Glimpse into supporting the loved ones who are supporting you
I have written about how loved ones can support someone who is sick; a vital aspect in your recovery. Today I want to write about how the one who is sick can help those people who are providing the support.
I find that it is easy to fall into the trap of self pity, and who wants to be around a self pitying sack of bones?! Yes, maybe every inch of your body is hurting, your heart is pounding, your head is spinning, you feel like your lunch may reappear, and at any moment your whole abdomen will cave in on itself in a volcano-like erruption! Sure, I think most people would agree, this feeling would justify ripping someone’s head off because they don’t do what you want!! But is that really going to help?! Because, that is only going to make them walk off in a huff, and you are left feeling like the lava is errupting all by yourself. Not helpful. Lava errupting from your chest is definetly something you want to go through with someone else!!
Does anyone know any good techniques to get through these situations? Unfortunately, making all those around you into mind readers is not an option.
I am trying to remember to take a breath, to have a quick chat to myself, and remind myself they are trying to help and that even though it is going to take a lot of energy to summon the words to explain what you want, it is going to be a lot easier than trying to apologise later. And not even that; why is it fair to make someone you love feel like crap because you feel like a live volcano. (Sure, easier said than done!).
Someone I know who has a long term illness, takes this approach. She gives herself an allotted time period to feel self pity, sadness, anger, and frustration. She lets herself dwell and be indulgent in the feeling. And then she stops, and she gets on with life. I am always in awe of this, but if you can practise this, then it is really a good way to deal with it. You can’t stop those feelings completely; that is not healthy either, so by letting yourself have them and then taking a breath and getting on with things, is going to make you feel a bit stronger.

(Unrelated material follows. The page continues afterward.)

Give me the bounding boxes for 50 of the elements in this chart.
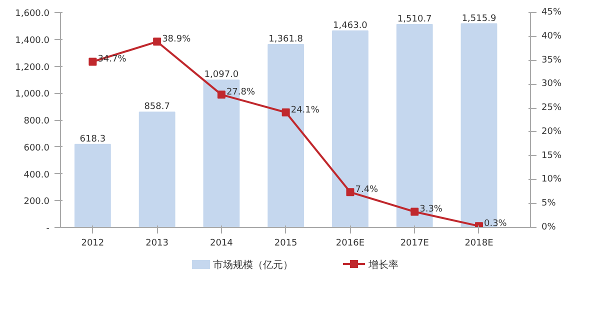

Helping those people understand what you feel is also another thing I think will help. I know if I wasn’t going through this, I would not understand the feeling of having absolutely no energy. I don’t mean, gee I am tired, I have not stopped all day kind of no energy. I mean the kind of no energy that means even lying down you feel exhausted; that just rolling over in your bed needs determination. So sometimes, words are even a hassle. Even experiencing it, I am surprised sometimes. The effort required to do the most basic things can be massive. When your brain is churning and it is hard to follow a conversation, it is so difficult to put the words together to explain something, or to talk nicely to someone!
Let people understand the feeling of frustration and disapointment you feel about being in this siutation too. When you feel sad that you can’t go out to a party or a dinner invite because you feel too sick, then you need to talk to someone about how that makes you feel, and that you would really like some company to make up for it (instead of saying nothing and then feeling angry that they went out and left you alone). Sure, there needs to be something from their end too, as it isn’t your fault you are sick and they need to think about sacrifising a little so that you can be a little happier (and then you will be nicer and then they will be happier too!!).
Another thing that I think is important is to give as much as you can on your good days. Don’t over do it and wipe yourself out of course, but if you get a good day, or a few hours or even a twenty minute slot when you feel a bit more reasonable, then have a nice chat where you can be focused on the other person, or give lots of smiles, or go out and do something. Whether this is with your partner, your family or with friends, they will appreciate seeing the real you, and you will feel good for it too. Take advantage of the good moments and not just for your benefit but for them too.
Obviously, these suggestions are easier said than put into practise. But by not taking the people who are supporting you into account, the fall out can be monumental, and can affect your health too. They are your partner/family/friends because you love them and they love you; ultimately you all need to remember that and not let any illness beat that.